Woanders ist es auch schön

Alle Augen sind auf den Fußball gerichtet, aber dieser Text ist augenöffnend. Es ist auch ein Text über den Hunger. So viele Formen und so viel Bitterkeit kennt der Hunger, auch jener nach Freiheit.

Wer wie die AfD das Lügen zur Methode macht, verstrickt sich schnell und wie hier gezeigt ist es grotesk, wenn es nicht auch so traurig wäre.

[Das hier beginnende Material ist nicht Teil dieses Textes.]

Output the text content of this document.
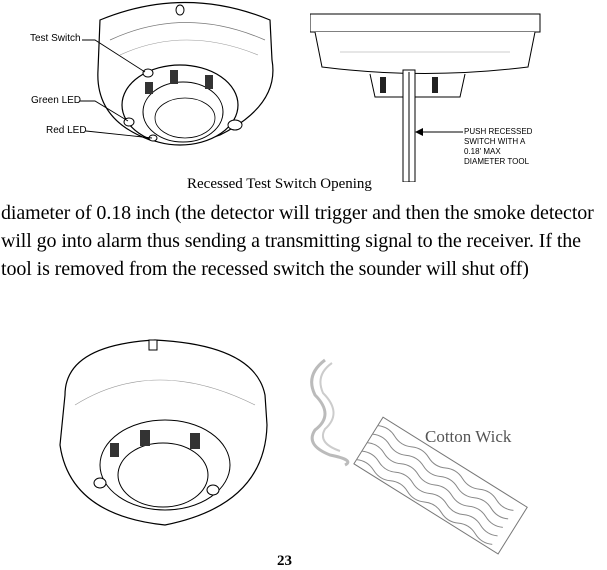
Test Switch
Green LED
Red LED	PUSH RECESSED
SWITCH WITH A
0.18' MAX
DIAMETER TOOL
Recessed Test Switch Opening
diameter of 0.18 inch (the detector will trigger and then the smoke detector will go into alarm thus sending a transmitting signal to the receiver. If the tool is removed from the recessed switch the sounder will shut off)
Cotton Wick
23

Erst ein Achterl Weißwein und dann kommen die Geschichten. Es sind die Geschichten unserer Tage und man sieht aus dem Fenster und fragt sich, wie es denn so weit kommen konnte.

Mitten in der Wüste.

Es gibt diese wunderschöne Gedicht von Kurt Tucholsky. Augen in der Großstadt heißt es und genau an diesen Augenblick, vorbei, verweht, vorüber, erinnert mich dieser wunderbare Text von Frau Argueveur.

Viermal Frühling im Iran.

Mein Verhältnis zu Hochzeiten ist ja ein eher Angespanntes, hier gibt es einen wunderbaren Thread zu den großen und kleinen Absurditäten des schönsten Tag im Leben oder so.

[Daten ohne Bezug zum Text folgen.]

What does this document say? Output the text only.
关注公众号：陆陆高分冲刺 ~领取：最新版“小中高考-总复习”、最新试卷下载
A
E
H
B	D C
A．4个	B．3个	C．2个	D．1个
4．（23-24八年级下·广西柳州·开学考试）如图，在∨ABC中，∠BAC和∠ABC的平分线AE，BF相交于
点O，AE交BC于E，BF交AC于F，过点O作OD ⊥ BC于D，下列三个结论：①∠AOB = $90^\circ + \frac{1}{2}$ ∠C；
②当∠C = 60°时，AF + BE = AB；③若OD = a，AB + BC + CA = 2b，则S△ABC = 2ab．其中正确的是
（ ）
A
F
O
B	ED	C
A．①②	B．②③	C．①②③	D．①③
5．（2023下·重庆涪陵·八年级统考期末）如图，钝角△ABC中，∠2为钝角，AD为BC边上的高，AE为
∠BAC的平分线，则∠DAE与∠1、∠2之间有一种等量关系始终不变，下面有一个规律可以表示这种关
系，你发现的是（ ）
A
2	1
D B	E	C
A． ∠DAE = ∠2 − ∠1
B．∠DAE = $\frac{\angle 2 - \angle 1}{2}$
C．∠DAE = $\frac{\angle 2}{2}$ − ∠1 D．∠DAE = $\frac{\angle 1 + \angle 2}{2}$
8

Der Tierarzt ist in diesen Tagen voller Konflikte. Er ist nämlich mit sehr schlechtem Gewissen England-Fan- als Ire- wenn das rauskommt, also bitte verraten Sie nichts. Der Tierarzt wäre gern Deutschland-Fan, da er doch Deutschland so liebt, aber dann sind da all die Jahre des Leidens mit den Three Lions und na ja, der Tierarzt kann sich nicht helfen, sein Herz schlägt in Fußballfragen eben für England, aber das ist ja kein Grund die Wochenlied pflichten zu vernachlässigen. Diese Woche kommt es von einer isländischen female Hip Hop Band, den reykjavíkurdætur und die Damen rappen auch wirklich auf Isländisch. Das hört man ja auch nicht so oft.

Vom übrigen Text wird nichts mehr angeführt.